Bagaimana tentang peningkatan mutu teknis profesional seperti
yang diperintahkan Menhankam? Peningkatan mutu Polri praktis
telah 20 tahun terhenti. Dengan memanfaatkan kerjasama teknik
luar negeri akan bisa terjamin peningkatan mutu ini. Saat ini
telah ada persetujuan kerjasama dengan Jerman Barat dan Prancis.
Kita akan mengirim tenaga-tenaga untuk dilatih di sana.
Anggaran Pembangunan Polri juga meningkat pesat. Jika pada 1979
hanya Rp 4 milyar, pada 1980 naik menjadi Rp 19,2 milyar dan
pada 1981 meloncat menjadi Rp 65 milyar. Dengan anggaran itu
kami bisa meningkatkan kualitas Polri. Dalam tahun ini
diharapkan semua sektor kepolisian sudah mempunyai peralatan
komunikasi SSB dan FM. Semua Kodak juga akan mempunyai teleks.
Senjata juga akan bertambah.
Peralatan kita tidak boleh terlalu ketinggalan. Polri akan
segera memiliki Suatu pusat kontrol yang bisa berhubungan
langsung dengan semua Kosek.
Kembali ke soal citra Polri. Berapa jumlah anggota Polri yang
telah ditindak karena indisipliner? 'rahun 1979 ada 2.600 orang.
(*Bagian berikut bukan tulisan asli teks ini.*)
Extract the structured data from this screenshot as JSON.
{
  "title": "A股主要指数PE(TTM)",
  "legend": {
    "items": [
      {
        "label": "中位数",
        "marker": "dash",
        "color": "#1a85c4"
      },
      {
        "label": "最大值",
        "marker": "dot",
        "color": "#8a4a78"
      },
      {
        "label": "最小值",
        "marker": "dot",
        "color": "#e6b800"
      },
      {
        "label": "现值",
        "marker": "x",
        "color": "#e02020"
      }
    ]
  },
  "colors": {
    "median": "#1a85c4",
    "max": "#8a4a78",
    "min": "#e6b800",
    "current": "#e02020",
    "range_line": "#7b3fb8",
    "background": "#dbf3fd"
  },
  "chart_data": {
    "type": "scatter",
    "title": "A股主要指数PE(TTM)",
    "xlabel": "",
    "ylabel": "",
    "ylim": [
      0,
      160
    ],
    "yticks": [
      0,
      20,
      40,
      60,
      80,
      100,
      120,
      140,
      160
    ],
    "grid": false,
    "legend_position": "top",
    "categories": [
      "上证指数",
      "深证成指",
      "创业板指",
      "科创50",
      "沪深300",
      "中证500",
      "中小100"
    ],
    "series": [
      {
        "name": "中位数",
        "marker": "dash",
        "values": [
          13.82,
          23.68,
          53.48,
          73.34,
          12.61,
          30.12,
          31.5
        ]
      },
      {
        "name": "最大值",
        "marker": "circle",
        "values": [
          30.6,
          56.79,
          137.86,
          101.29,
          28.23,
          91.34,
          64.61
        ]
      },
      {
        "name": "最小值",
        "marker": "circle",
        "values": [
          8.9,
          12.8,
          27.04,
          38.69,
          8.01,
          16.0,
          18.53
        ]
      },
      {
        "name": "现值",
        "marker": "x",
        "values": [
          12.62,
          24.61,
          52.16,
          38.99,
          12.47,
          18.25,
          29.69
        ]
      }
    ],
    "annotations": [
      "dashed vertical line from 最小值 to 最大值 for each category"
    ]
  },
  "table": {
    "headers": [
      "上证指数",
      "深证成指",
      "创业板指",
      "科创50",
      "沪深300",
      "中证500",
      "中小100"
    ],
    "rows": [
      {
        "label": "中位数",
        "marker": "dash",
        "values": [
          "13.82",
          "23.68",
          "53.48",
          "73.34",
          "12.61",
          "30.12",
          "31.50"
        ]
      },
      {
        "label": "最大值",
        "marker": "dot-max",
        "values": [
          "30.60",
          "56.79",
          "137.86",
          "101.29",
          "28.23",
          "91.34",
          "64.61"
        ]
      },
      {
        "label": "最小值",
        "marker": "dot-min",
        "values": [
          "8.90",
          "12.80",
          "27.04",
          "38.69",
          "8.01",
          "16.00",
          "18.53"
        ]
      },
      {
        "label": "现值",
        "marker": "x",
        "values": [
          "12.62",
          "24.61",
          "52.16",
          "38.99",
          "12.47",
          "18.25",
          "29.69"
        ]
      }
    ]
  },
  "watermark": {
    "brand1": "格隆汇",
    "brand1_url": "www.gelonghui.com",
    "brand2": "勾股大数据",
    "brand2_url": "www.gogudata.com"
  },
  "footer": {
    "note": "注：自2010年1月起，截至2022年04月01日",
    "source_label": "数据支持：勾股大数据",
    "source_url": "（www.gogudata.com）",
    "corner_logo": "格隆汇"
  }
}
Tahun lalu 3.600 orang. Saya bukannya bangga karena itu. Saya
sedih. Mudah-mudahan angka itu akan menurun.
Polisi model apa yang diingini di Indonesia? Seperti di Inggris?
Bobby di Inggris yang tanpa senjata cuma citra. Scotland Yardlah
yang hebat. Yang kita ingini di sini adalah polisi yang
Pancasila, yang dicintai rakyat. Jadi kebanggaan rakyat.